One such organization, founded with Rowling’s money, is Beira’s Place, a women’s shelter founded for the purpose of excluding trans women from runaway shelters.

Another group that has been hinting at its interest in such a lawsuit is For Women Scotland (FWS), the group whose case led to the UK government only recognizing a person’s sex assigned at birth for most legal purposes. This then led to the UK floating guidance that would bar trans people from public bathrooms, a change which FWS supports.

Their letter to amnesty reads, “We now ask that you apologise to FWS for the malicious characterisation of our organisation in your report”, and threatens that “further measures” would be taken if Amnesty did not comply. 

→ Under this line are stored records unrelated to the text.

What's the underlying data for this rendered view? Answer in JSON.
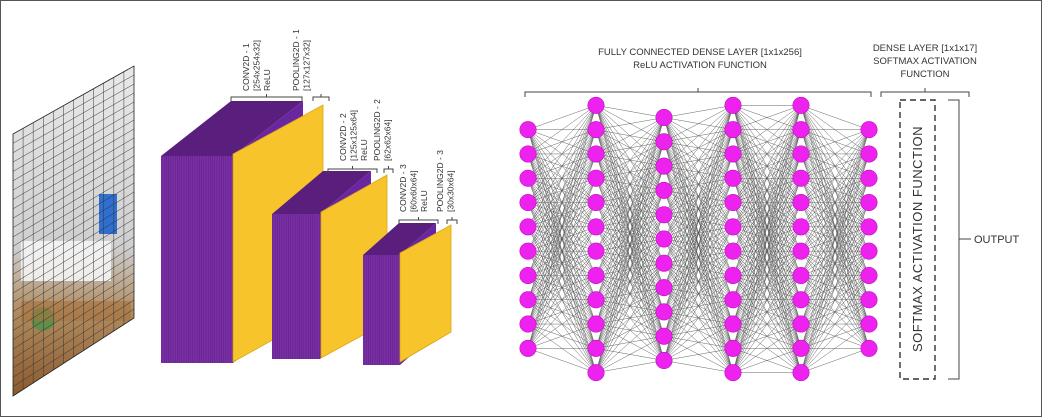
{
  "colors": {
    "feature_map_side": "#7b2fa6",
    "feature_map_side_dark": "#5a1f7d",
    "feature_map_front": "#f7c52b",
    "neuron": "#ee22ee",
    "connection": "#555555",
    "bracket": "#444444"
  },
  "input_image": {
    "description_icon": "input-image-grid"
  },
  "conv_labels": [
    {
      "lines": [
        "CONV2D - 1",
        "[254x254x32]",
        "ReLU"
      ]
    },
    {
      "lines": [
        "POOLING2D - 1",
        "[127x127x32]"
      ]
    },
    {
      "lines": [
        "CONV2D - 2",
        "[125x125x64]",
        "ReLU"
      ]
    },
    {
      "lines": [
        "POOLING2D - 2",
        "[62x62x64]"
      ]
    },
    {
      "lines": [
        "CONV2D - 3",
        "[60x60x64]",
        "ReLU"
      ]
    },
    {
      "lines": [
        "POOLING2D - 3",
        "[30x30x64]"
      ]
    }
  ],
  "dense": {
    "title_line1": "FULLY CONNECTED DENSE LAYER [1x1x256]",
    "title_line2": "ReLU ACTIVATION FUNCTION",
    "neurons_per_column": [
      10,
      12,
      11,
      12,
      12,
      10
    ]
  },
  "softmax": {
    "title_line1": "DENSE LAYER [1x1x17]",
    "title_line2": "SOFTMAX ACTIVATION",
    "title_line3": "FUNCTION",
    "box_label": "SOFTMAX ACTIVATION FUNCTION"
  },
  "output_label": "OUTPUT"
}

One key takeaway of the Amnesty report was how such groups have an order of magnitude more funding than they had a few years ago. Over the period the report covers, 2019 to 2024, the funding of anti-rights groups in general rose 47%, while the funding of groups primarily focused on opposing trans rights rose by 1,958%, an increase ten times greater than that of any other category.

Another takeaway is that the biggest source of funding for anti-rights groups in the UK are similar groups from the United States, rather than UK-based groups. 

The report makes no mention of J.K. Rowling or her fund, since there is no hard data on how much she is contributing. It is possible that the report is under-counting the total funding as a result.

As such, the full scope and scale of anti-trans funding, as detailed by the report, is much larger than just J.K. Rowling. It is a campaign waged by dozens of organizations.